「引退」「貨物船転用」「解体」も…40年選手も続々と引退する「古参フェリー」。次々と消えゆくのも必然なワケ
「松山・小倉フェリー」の事業撤退・航路廃止によって、1987年の就航から九州・四国を結んできた「フェリーくるしま」が、2025年6月30日をもって引退する。
普通のフェリー船体が20年程度で新船と入れ替わる中、実に38年間も海上を走り続け、運航事業者は関西汽船→フェリーさんふらわあ→松山・小倉フェリー(石崎汽船傘下)と移り変わってきた。
そんな「フェリーくるしま」で変わらず味わえるのは、「昭和のフェリーの佇まい・薫り」だ。
今どきのフェリーでは体験できない「ドドドドドドドド!!」と轟くエンジン音と揺れ、もうもうとファンネル(排気口)から上がる煙、常にギシギシときしむ二段ベッド……最新のフェリーの快適さ・環境性能には程遠いが、瀬戸内海をまたぎ越す「しまなみ海道」などの架橋がなかった時代は、そんな「くるしま」と、もう一隻の「はやとも2」(2024年引退)とともに、福岡県⇔愛媛県のメインルートを担っていたのだ。
船内では、円形のモダンなサービスカウンターや、古めかしい自動販売機はまだ現役。
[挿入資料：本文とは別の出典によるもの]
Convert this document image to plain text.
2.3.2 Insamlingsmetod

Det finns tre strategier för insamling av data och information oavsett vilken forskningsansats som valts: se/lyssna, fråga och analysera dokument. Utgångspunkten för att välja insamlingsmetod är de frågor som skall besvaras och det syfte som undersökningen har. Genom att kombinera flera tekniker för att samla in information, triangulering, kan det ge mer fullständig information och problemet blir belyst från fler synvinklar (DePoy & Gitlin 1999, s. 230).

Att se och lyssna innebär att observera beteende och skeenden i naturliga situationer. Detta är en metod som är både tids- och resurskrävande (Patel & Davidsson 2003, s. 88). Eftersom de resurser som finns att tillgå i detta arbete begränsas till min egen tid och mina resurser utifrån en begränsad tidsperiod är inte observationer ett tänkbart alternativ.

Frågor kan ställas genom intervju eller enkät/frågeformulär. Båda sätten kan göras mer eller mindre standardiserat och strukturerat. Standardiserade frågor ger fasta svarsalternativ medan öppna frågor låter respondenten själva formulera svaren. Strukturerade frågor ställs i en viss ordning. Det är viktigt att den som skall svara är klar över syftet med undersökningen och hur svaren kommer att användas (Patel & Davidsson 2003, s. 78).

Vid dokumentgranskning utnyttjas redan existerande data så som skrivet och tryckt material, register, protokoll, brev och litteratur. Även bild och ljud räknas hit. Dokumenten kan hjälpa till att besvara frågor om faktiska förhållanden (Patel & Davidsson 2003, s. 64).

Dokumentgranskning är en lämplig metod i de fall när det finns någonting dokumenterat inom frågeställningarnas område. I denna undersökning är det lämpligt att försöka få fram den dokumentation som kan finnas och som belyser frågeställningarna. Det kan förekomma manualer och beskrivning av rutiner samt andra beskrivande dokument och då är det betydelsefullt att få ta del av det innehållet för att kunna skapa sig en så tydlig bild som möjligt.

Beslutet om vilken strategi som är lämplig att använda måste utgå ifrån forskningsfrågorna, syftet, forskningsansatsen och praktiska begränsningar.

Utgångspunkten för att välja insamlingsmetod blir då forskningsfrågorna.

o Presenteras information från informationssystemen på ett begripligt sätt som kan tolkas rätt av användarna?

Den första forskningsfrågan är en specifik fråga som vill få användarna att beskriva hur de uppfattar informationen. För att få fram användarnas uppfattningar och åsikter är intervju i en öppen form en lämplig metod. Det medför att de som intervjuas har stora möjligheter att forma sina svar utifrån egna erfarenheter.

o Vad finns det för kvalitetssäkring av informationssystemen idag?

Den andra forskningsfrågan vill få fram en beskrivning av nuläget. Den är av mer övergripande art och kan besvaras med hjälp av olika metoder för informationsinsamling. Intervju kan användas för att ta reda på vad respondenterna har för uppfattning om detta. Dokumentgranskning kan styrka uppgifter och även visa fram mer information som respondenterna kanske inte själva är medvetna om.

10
ただ、賑わっていたはずのレストランやゲームセンターは、共用スペース(という名の未使用空間)に、跡形もなく転用されている。
そんな「くるしま」は、引退1カ月前でも乗船客は20人程度、トラックも3~4台というありさまで、ゆったり静かに「昭和の船旅」を楽しむ人々も目立つ。
さらば、九越フェリー「らぶ・べる」!「さんふらわあ」転換後も残る痕跡
商船三井さんふらわあ・大洗港~苫小牧港(深夜便)に就航していた「さんふらわあ だいせつ」は、新造船「さんふらわあ かむい」と入れ替わりに2025年1月に引退。
もう1隻の「さんふらわあ しれとこ」も、新造船が就航する今年夏ごろをメドに航路から退くという。